こんにちは、カスタマーエンジニアの下津曲です。

私たちが日々カスタマーサポートや商談の対応をするなかでよく話題に上がるのが、コンテンツの移行方法についてです。

とりわけ、その他のCMSで管理されている大量のコンテンツをどのようにmicroCMSに登録するか?ということが、CMSの移行においてハードルとなっており、頭を悩ませる種となっているケースが少なくありません。

microCMSではコンテンツの登録方法として、コンテンツ編集画面から入稿する以外にも大きく2つの方法があります。
今回は、それらの方法の特徴を比較しながらまとめてみたいと思います。

※本記事は「リスト形式」のAPIを対象としています。「オブジェクト形式」のAPIについては、以下の方法はご利用いただけませんのでご注意ください。

microCMSに大量コンテンツを登録する方法

1. CSVインポート

CSVファイルを元に、コンテンツを一括で登録する方法です。
管理画面に直接CSVファイルをアップロードし、ワンクリックでお手軽にインポートができるのが最大の特徴です。

機能の詳細については、microCMS公式ドキュメント「コンテンツのCSVインポート」をご覧ください。

必要なもの

  • 元となるCSVファイル


以下は、実際にmicroCMSの管理画面からダウンロードできるCSVファイルのフォーマットです。

その他の特徴

  • スクリプト等なしで、CSVファイルのみで登録ができる(実行時は非エンジニアでも対応可能)
  • コンテンツ数が0件の場合でないと利用できない(※1)
  • 一度に登録できるコンテンツ数に上限がある(※2)
  • コンテンツの公開状態を選べない(※3)
  • 対応していないフィールドがある(※4)
備考

(※1)APIに既存コンテンツがある場合もCSVインポートが利用できるよう、機能の改修を予定しています。ロードマップはこちら
(※2)ご利用プランによって上限値は異なります。
(※3)すべて公開状態となります。
(※4)詳細は、下部の表「CSVインポート vs WRITE API」を参照ください。

2. WRITE API(POST / PUT)

WRITE API(POST / PUT)リクエストを送信し、コンテンツを登録する方法です。
プログラマブルにコンテンツを登録できるので、他のシステムとの連携や、自動的なワークフローへの組み込みが可能な点が特徴となります。

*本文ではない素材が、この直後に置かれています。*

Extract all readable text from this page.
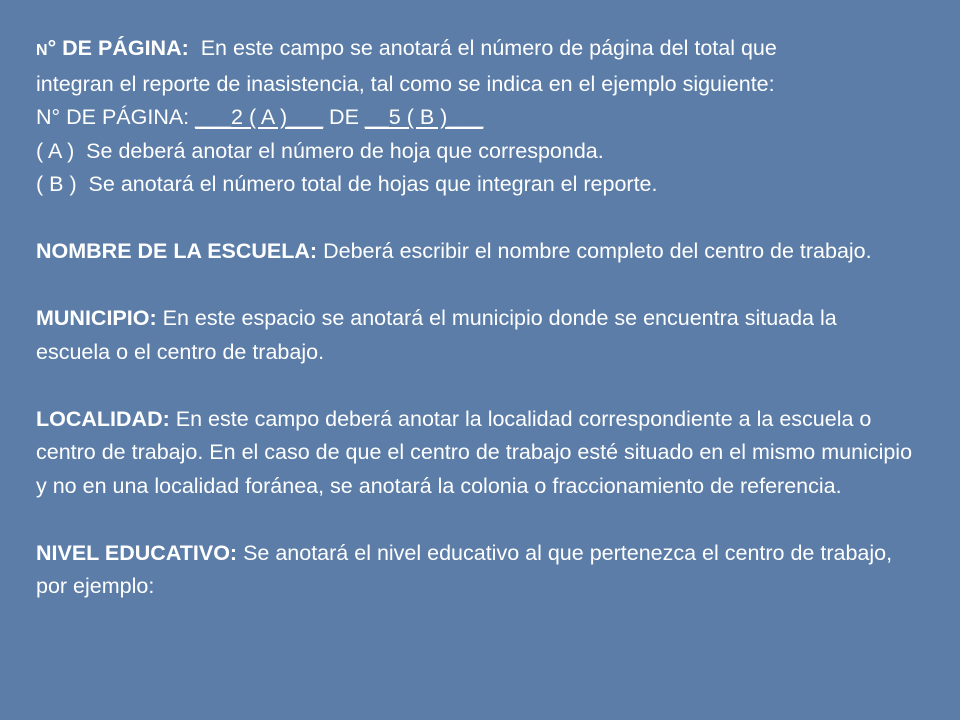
N° DE PÁGINA:  En este campo se anotará el número de página del total que

integran el reporte de inasistencia, tal como se indica en el ejemplo siguiente:

N° DE PÁGINA: ___2 ( A )___ DE __5 ( B )___

( A )  Se deberá anotar el número de hoja que corresponda.

( B )  Se anotará el número total de hojas que integran el reporte.

NOMBRE DE LA ESCUELA: Deberá escribir el nombre completo del centro de trabajo.

MUNICIPIO: En este espacio se anotará el municipio donde se encuentra situada la escuela o el centro de trabajo.

LOCALIDAD: En este campo deberá anotar la localidad correspondiente a la escuela o centro de trabajo. En el caso de que el centro de trabajo esté situado en el mismo municipio y no en una localidad foránea, se anotará la colonia o fraccionamiento de referencia.

NIVEL EDUCATIVO: Se anotará el nivel educativo al que pertenezca el centro de trabajo, por ejemplo:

機能の詳細については、以下のmicroCMS公式ドキュメントをご覧ください。


両者の主な違いとしては、PUTリクエストではコンテンツIDを指定して登録が可能、という点が挙げられます。

必要なもの

  • リクエストのためのスクリプト


以下は、JavaScriptでPOSTリクエストを送る場合のスクリプトのサンプルです。そのままローカルのNode.js実行環境で実行できるものをイメージしています。

※POSTリクエストが送信できるものであれば、どんな言語でもご利用いただけます。

const axios = require('axios')

const endpoint = 'https://some-service.microcms.io/api/v1/sample'
const apiKey = 'xxxxxxxx'

// 別途JSONファイルなどを読み込むなどして用意してもOK
const data = [{ title: 'テキスト1' }, { title: 'テキスト2' }]

// 1秒あたりの最大リクエスト数
const requestsPerSecond = 5
const delayBetweenRequests = 1000 / requestsPerSecond

function delay(ms) {
  return new Promise((resolve) => setTimeout(resolve, ms))
}

async function postData(content) {
  try {
    const response = await axios.post(endpoint, content, {
      headers: {
        'Content-Type': 'application/json; charset=utf-8',
        'X-MICROCMS-API-KEY': apiKey,
      },
    })

    console.log('Successfully posted:', response.data)
  } catch (error) {
    console.error('Error posting data:', error.message)
  }
}

async function postAllData() {
  for (const item of data) {
    await postData(item)
    await delay(delayBetweenRequests)
  }
}

postAllData()


その他の特徴

  • スクリプトが必要なため、エンジニアの対応工数がかかる
  • 既存のコンテンツ数に限らずコンテンツが登録できる
  • 全てのフィールドに対応している
  • 一度に登録できるコンテンツ数に上限がない(※1)
  • クエリを付与することで公開状態を選べる(※2)
備考

(※1)秒間5回までの呼び出し回数制限がございます。詳細は「制限事項/注意事項」をご覧ください。
(※2)ご利用できるのはTeamプラン以上となります。

共通の注意事項

  • サービスに登録できるコンテンツ数を超えて登録は不可能です。


CSVインポート vs WRITE API

上記のそれぞれの登録方法の特徴を以下の表にまとめました。

使い分けのヒント

本記事執筆時(2023年10月)の仕様では、CSVインポートはコンテンツ数が0件の場合のみご利用いただける制約がありますので、まずはその制約にあたるかあたらないか、という観点で使い分けをご検討いただくことになるかと思います。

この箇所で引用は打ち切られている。